Wir wussten immer, dass die Planetenentstehung ein Chaos war. Keine geordnete Reihe von Baustellen, sondern eine chaotische Schlägerei in einer wirbelnden Gas- und Staubscheibe.
Jetzt haben Wissenschaftler des Max-Planck-Instituts den genauen Schauplatz lokalisiert.
Es handelt sich um eine ringförmige Region direkt außerhalb der Umlaufbahn des Jupiter. Eine Staubfalle.
In den letzten zwei Millionen Jahren der Jugend unseres Sonnensystems hat dieser Ort Planetesimale hervorgebracht. Meistens die Vorfahren von Planeten oder vielleicht Asteroiden.
Jupiter als Torwächter
Denken Sie an die frühe Sonne. Heiß, jung, umgeben von Rohmaterial.
Dann tauchte Jupiter auf. Es wuchs schnell. Hungrig.
Als Jupiter alles in der Nähe wegfegte, machte er eine Spur frei. Eine Lücke.
Aber die Physik ist seltsam. Durch die Räumung dieser Fahrspur entstand direkt dahinter eine Druckwand. Außerhalb der Lücke.
Durch das System treibender Staub traf die Wand und blieb stehen. Aufgestapelt. Wurde dick.
Das waren nicht nur lose Körner. Sie bildeten Kieselsteine. Und dann größere Klumpen.
Wir wussten, dass sich Kieselsteine in Steine verwandeln können. Was wir nicht wussten, ist, ob an einem Ort im Laufe der Zeit verschiedene Arten von Steinen entstehen können.
Es scheint, dass es möglich ist.
„Anscheinend haben sich verschiedene Arten von Planetesimalen gebildet … nur zu unterschiedlichen Zeiten.“
— Joanna Drążkowska
Die Simulationen stimmen mit der Realität überein.
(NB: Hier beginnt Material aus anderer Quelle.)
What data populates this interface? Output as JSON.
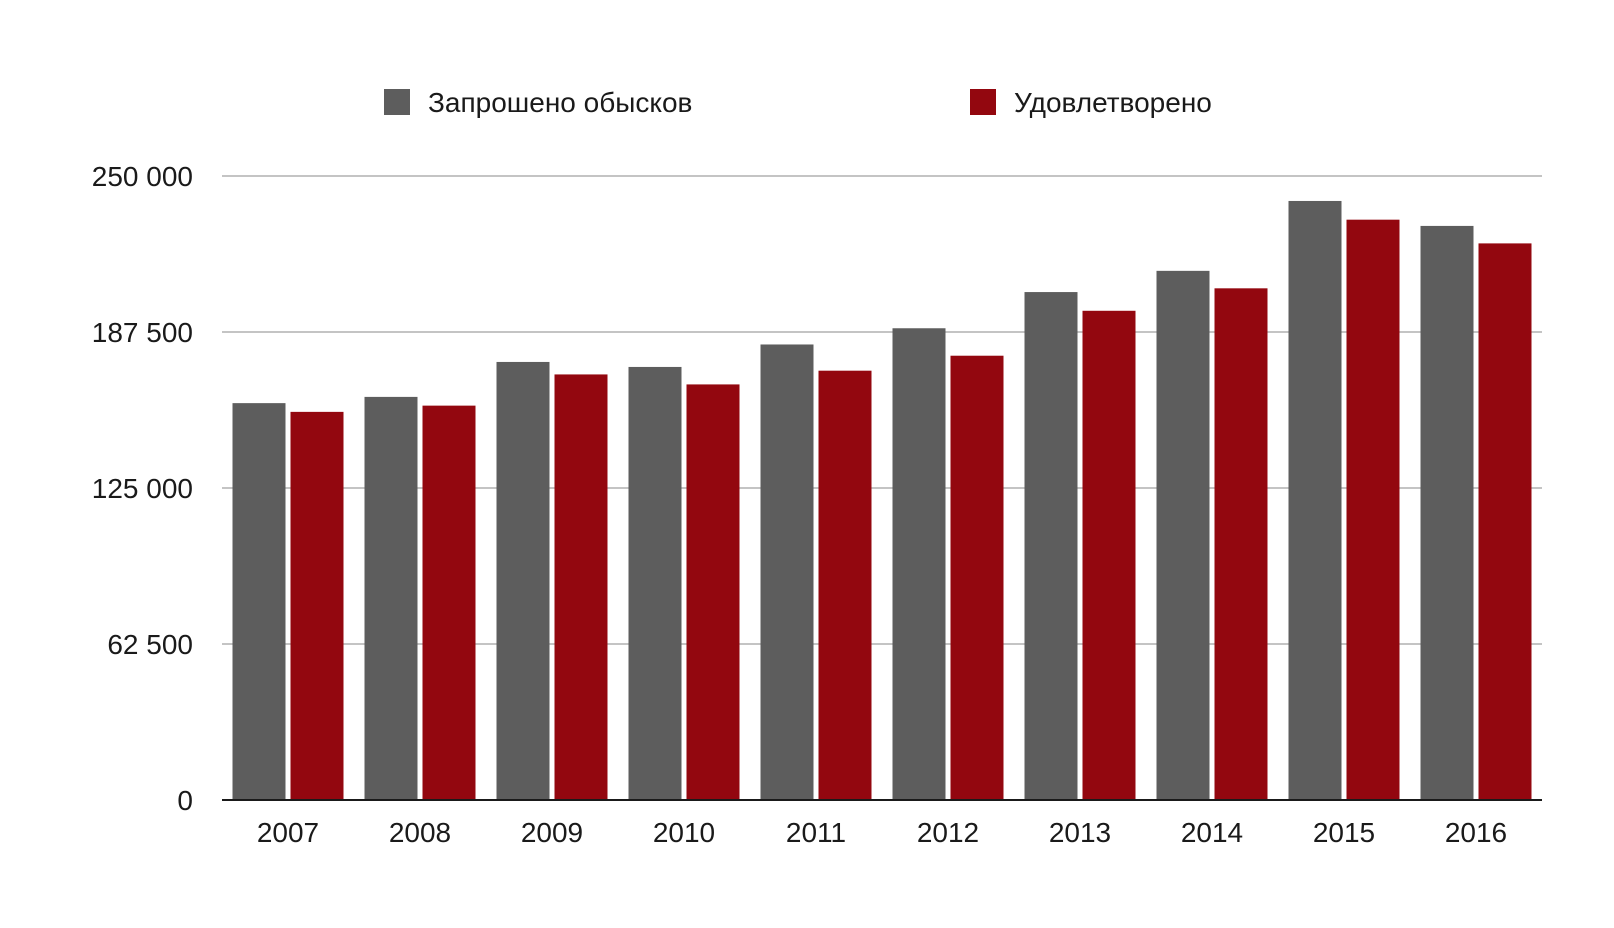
{
  "chart_data": {
    "type": "bar",
    "categories": [
      "2007",
      "2008",
      "2009",
      "2010",
      "2011",
      "2012",
      "2013",
      "2014",
      "2015",
      "2016"
    ],
    "series": [
      {
        "name": "Запрошено обысков",
        "color": "#5d5d5d",
        "values": [
          159000,
          161500,
          175500,
          173500,
          182500,
          189000,
          203500,
          212000,
          240000,
          230000
        ]
      },
      {
        "name": "Удовлетворено",
        "color": "#93070f",
        "values": [
          155500,
          158000,
          170500,
          166500,
          172000,
          178000,
          196000,
          205000,
          232500,
          223000
        ]
      }
    ],
    "ylim": [
      0,
      250000
    ],
    "yticks": [
      0,
      62500,
      125000,
      187500,
      250000
    ],
    "ytick_labels": [
      "0",
      "62 500",
      "125 000",
      "187 500",
      "250 000"
    ],
    "grid": true,
    "legend_position": "top-center",
    "title": "",
    "xlabel": "",
    "ylabel": ""
  }
}
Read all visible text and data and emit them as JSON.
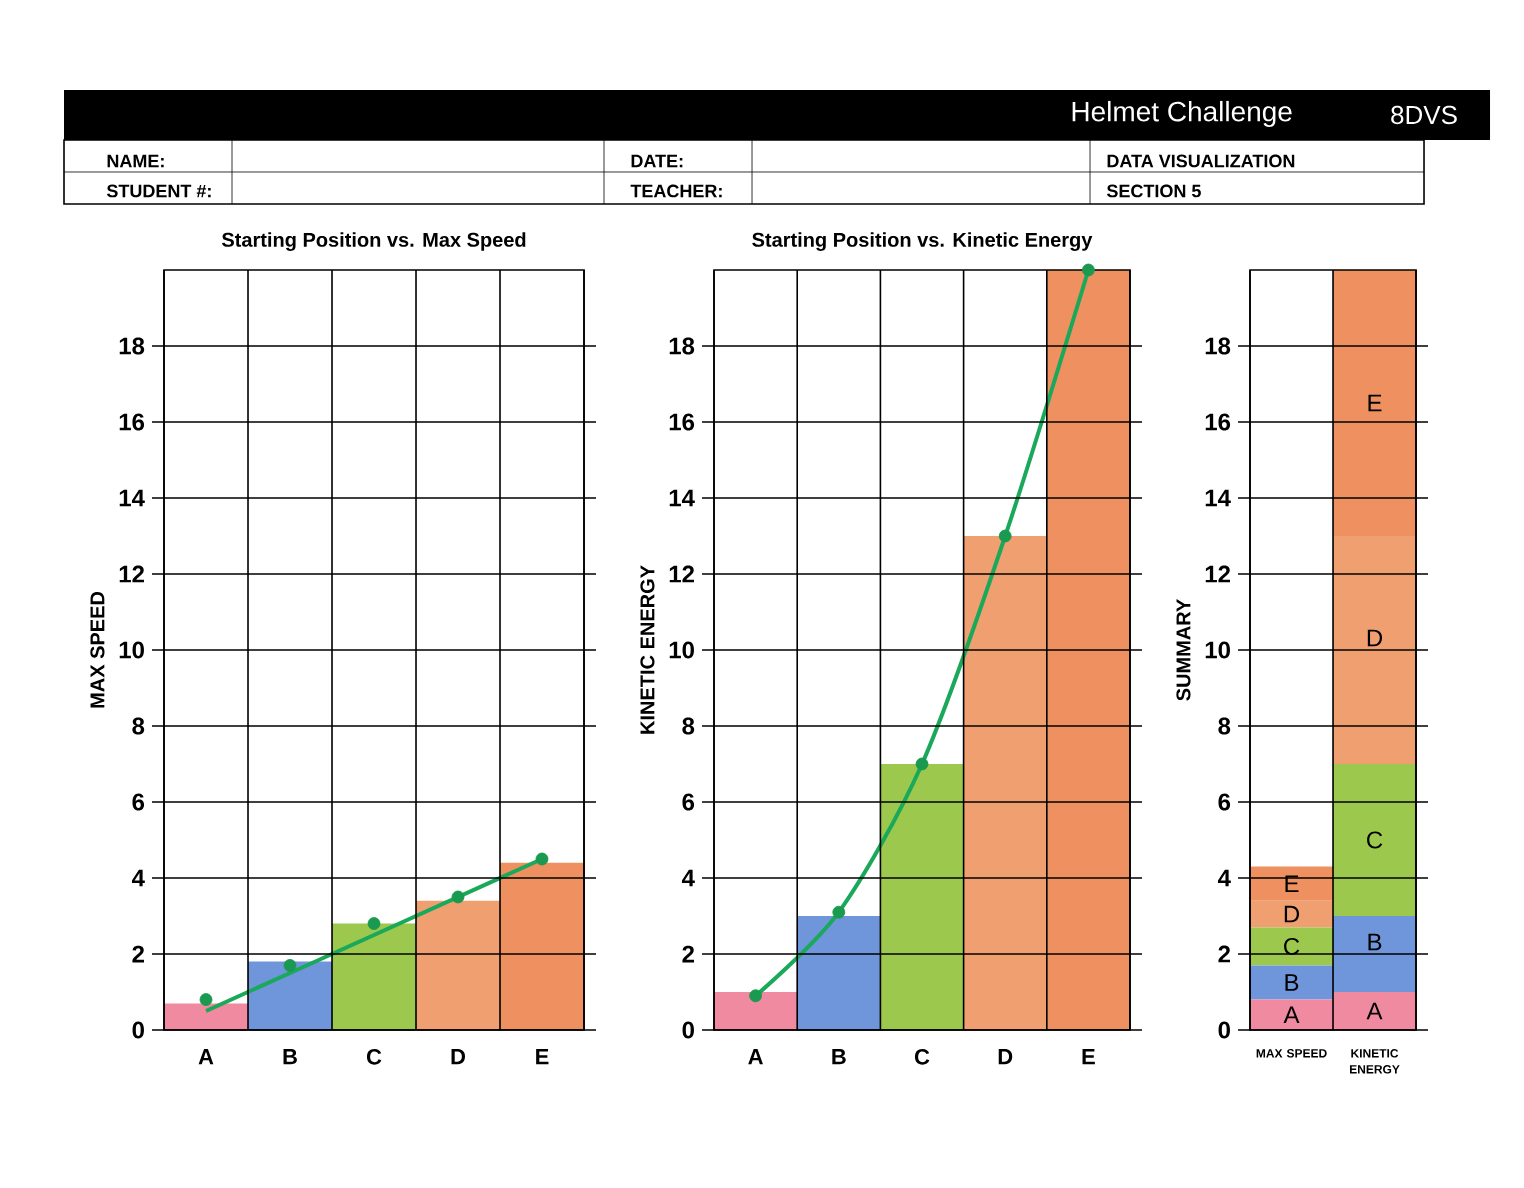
{
  "chart_data": [
    {
      "type": "other",
      "title": "Helmet Challenge",
      "annotations": [
        "8DVS",
        "NAME:",
        "STUDENT #:",
        "DATE:",
        "TEACHER:",
        "DATA VISUALIZATION",
        "SECTION 5"
      ]
    },
    {
      "type": "bar",
      "title": "Starting Position vs. Max Speed",
      "ylabel": "MAX SPEED",
      "categories": [
        "A",
        "B",
        "C",
        "D",
        "E"
      ],
      "ylim": [
        0,
        20
      ],
      "yticks": [
        0,
        2,
        4,
        6,
        8,
        10,
        12,
        14,
        16,
        18
      ],
      "grid": true,
      "series": [
        {
          "type": "bar",
          "values": [
            0.7,
            1.8,
            2.8,
            3.4,
            4.4
          ],
          "colors": [
            "#f08aa0",
            "#6f95db",
            "#9cc84e",
            "#f0a070",
            "#ee9060"
          ]
        },
        {
          "type": "scatter",
          "marker": "circle",
          "color": "#1a9a50",
          "values": [
            0.8,
            1.7,
            2.8,
            3.5,
            4.5
          ]
        },
        {
          "type": "line",
          "color": "#1aa85a",
          "values": [
            0.5,
            1.5,
            2.5,
            3.5,
            4.5
          ]
        }
      ]
    },
    {
      "type": "bar",
      "title": "Starting Position vs. Kinetic Energy",
      "ylabel": "KINETIC ENERGY",
      "categories": [
        "A",
        "B",
        "C",
        "D",
        "E"
      ],
      "ylim": [
        0,
        20
      ],
      "yticks": [
        0,
        2,
        4,
        6,
        8,
        10,
        12,
        14,
        16,
        18
      ],
      "grid": true,
      "series": [
        {
          "type": "bar",
          "values": [
            1,
            3,
            7,
            13,
            20
          ],
          "colors": [
            "#f08aa0",
            "#6f95db",
            "#9cc84e",
            "#f0a070",
            "#ee9060"
          ]
        },
        {
          "type": "scatter",
          "marker": "circle",
          "color": "#1a9a50",
          "values": [
            0.9,
            3.1,
            7,
            13,
            20
          ]
        },
        {
          "type": "line",
          "color": "#1aa85a",
          "values": [
            0.9,
            3.1,
            7,
            13,
            20
          ]
        }
      ]
    },
    {
      "type": "bar",
      "stacked": true,
      "ylabel": "SUMMARY",
      "categories": [
        "MAX SPEED",
        "KINETIC ENERGY"
      ],
      "ylim": [
        0,
        20
      ],
      "yticks": [
        0,
        2,
        4,
        6,
        8,
        10,
        12,
        14,
        16,
        18
      ],
      "grid": true,
      "series": [
        {
          "name": "A",
          "color": "#f08aa0",
          "values": [
            0.8,
            1
          ]
        },
        {
          "name": "B",
          "color": "#6f95db",
          "values": [
            0.9,
            2
          ]
        },
        {
          "name": "C",
          "color": "#9cc84e",
          "values": [
            1.0,
            4
          ]
        },
        {
          "name": "D",
          "color": "#f0a070",
          "values": [
            0.7,
            6
          ]
        },
        {
          "name": "E",
          "color": "#ee9060",
          "values": [
            0.9,
            7
          ]
        }
      ]
    }
  ]
}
Insbesondere die Meteoriten, die auf die Erde einschlagen. Dies sind Fragmente dieser alten Felsen, die in der Zeit eingefroren sind. Sie haben sich seit Beginn des Sonnensystems kaum verändert.
Das Team untersuchte kohlenstoffhaltige Chondriten. Kohlenstoffreiche Steine.
Labordaten besagen, dass sie sich jenseits von Jupiter gebildet haben. Genau dort.
Sie teilten sie in Gruppen ein. Sechs Typen. Einige sind schwach. Zerbröckeln Sie, wenn Sie sie falsch betrachten. Andere sind hart.
Die Simulation hat beides nachgebildet.
Wie es funktioniert
Zwei Millionen Jahre sind in der kosmischen Zeit keine lange Zeit, aber für ein Drama reichen sie aus.
Die Region begann mit empfindlichem, staubigem Material. Dann entstanden stabile Klumpen. Diese robusten Teile bildeten sich in heißeren Gebieten in der Nähe der Sonne und wanderten nach außen.
Justus mochte die großen Dinge nicht.
Der Planet wirkte wie eine Barriere. Es hielt die stabilen Partikel länger in dieser Hochdruckzone gefangen als den winzigen Staub.
Mit der Zeit änderte sich die Mischung.
In den ersten 500.000 Jahren? Der zerbrechliche Staub dominierte.
Dann, als neue Planetesimale etwas Material fraßen und sich das Gleichgewicht verschob, übernahmen die härteren Dinge die Oberhand.
Zwei unterschiedliche Generationen.
Eines aus weichen Krümeln. Einer aus gehärteten Klumpen.
Die Computermodelle stimmten perfekt mit den Laborergebnissen überein. Thorsten Kleine, Leiter des MPS, nennt die Meteoriten einen Prüfstein für diese Theorien. Ohne sie wären die Sims reine Vermutungen.
Was bedeutet das für uns?
Vielleicht hatten alle frühen Planeten ähnliche Anfänge. Gleiche Postleitzahl, andere Straße.
Oder vielleicht liebt das Universum einfach die Wiederholung.
Wir haben noch Fragen zu noch älteren Gesteinen. Haben sie sich dort auch gebildet?